A Flexible Stochastic Conditional Duration Model

TL;DR

This paper proposes a new stochastic duration model for asset market transactions that accounts for uncertainty in trade relatedness, leading to more accurate inference and improved numerical efficiency.

Contribution

It introduces a flexible, normalized conditional distribution for durations that accounts for trade relatedness uncertainty and enhances inference accuracy.

Findings

Conditional hazard function varies less than previous studies suggest

Model reduces artifacts from trade-aggregation rules

Numerical efficiency of posterior simulation is significantly improved

Abstract

We introduce a new stochastic duration model for transaction times in asset markets. We argue that widely accepted rules for aggregating seemingly related trades mislead inference pertaining to durations between unrelated trades: while any two trades executed in the same second are probably related, it is extremely unlikely that all such pairs of trades are, in a typical sample. By placing uncertainty about which trades are related within our model, we improve inference for the distribution of durations between unrelated trades, especially near zero. We introduce a normalized conditional distribution for durations between unrelated trades that is both flexible and amenable to shrinkage towards an exponential distribution, which we argue is an appropriate first-order model.
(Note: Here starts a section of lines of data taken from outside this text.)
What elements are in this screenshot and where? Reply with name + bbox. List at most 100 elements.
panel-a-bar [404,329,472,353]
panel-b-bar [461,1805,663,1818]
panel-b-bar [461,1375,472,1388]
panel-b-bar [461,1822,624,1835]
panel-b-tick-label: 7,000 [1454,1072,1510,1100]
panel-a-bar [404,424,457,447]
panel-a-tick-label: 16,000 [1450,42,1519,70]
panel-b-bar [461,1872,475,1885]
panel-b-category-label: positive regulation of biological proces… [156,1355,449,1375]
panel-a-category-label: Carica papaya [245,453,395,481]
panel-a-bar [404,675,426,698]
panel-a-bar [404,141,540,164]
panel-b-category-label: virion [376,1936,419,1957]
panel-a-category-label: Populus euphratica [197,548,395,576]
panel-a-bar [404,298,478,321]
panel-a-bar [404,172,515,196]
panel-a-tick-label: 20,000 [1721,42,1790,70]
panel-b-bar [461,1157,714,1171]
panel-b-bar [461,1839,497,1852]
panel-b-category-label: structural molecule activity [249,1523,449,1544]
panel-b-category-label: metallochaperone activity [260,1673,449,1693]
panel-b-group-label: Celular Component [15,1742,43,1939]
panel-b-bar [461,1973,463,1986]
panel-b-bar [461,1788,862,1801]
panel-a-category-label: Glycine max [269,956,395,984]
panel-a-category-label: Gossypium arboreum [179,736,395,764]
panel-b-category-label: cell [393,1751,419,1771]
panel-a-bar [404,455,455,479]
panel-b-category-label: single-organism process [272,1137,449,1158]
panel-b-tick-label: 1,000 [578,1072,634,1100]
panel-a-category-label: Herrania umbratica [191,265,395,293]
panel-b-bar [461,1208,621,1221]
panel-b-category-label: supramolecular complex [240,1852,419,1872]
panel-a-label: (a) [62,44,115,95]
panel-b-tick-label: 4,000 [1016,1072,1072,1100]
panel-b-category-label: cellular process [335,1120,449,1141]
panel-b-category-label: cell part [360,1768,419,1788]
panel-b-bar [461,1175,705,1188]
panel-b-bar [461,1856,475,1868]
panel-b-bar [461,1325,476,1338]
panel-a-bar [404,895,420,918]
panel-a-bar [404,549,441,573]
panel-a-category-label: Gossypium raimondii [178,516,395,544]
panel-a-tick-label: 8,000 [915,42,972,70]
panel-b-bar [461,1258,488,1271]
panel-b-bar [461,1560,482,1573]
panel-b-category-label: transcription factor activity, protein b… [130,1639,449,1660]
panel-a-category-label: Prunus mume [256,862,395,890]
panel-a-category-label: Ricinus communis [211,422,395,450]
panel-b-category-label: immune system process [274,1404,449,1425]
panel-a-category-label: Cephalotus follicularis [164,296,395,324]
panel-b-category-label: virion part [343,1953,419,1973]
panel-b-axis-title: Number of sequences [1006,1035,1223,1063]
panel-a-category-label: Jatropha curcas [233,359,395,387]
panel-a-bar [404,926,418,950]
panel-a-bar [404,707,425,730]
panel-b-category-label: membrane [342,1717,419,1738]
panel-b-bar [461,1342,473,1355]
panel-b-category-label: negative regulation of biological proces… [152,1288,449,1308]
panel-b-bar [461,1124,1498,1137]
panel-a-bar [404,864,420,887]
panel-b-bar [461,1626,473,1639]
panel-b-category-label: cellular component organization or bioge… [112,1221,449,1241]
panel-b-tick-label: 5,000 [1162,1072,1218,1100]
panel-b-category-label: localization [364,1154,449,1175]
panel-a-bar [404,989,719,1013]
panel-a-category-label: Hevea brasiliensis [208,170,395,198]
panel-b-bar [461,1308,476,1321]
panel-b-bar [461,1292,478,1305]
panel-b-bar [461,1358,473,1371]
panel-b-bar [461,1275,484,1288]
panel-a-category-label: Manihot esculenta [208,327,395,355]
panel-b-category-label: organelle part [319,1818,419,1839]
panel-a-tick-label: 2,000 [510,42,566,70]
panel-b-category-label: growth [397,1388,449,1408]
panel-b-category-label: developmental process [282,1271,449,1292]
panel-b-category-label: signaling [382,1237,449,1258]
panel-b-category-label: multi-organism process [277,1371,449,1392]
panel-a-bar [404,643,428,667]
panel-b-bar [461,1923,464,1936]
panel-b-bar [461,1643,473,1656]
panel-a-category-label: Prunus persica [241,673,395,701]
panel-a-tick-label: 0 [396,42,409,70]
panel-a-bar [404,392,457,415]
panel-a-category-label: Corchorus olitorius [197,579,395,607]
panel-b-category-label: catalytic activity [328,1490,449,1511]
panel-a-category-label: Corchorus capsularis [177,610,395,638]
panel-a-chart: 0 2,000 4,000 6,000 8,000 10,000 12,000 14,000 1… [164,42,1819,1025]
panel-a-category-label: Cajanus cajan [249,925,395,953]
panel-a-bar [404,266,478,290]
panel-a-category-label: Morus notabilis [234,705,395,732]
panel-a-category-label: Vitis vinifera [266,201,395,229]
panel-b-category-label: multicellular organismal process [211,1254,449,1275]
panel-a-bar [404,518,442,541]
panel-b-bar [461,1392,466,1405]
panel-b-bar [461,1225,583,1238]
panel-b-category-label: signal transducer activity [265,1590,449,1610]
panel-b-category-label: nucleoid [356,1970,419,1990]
Thanks to highly efficient draws of state variables, numerical efficiency of posterior simulation is much higher than in previous studies. In an empirical application, we find that the conditional hazard function for durations between unrelated trades varies much less than what most studies find. We claim that this is because we avoid statistical artifacts that arise from deterministic trade-aggregation rules and unsuitable parametric distributions.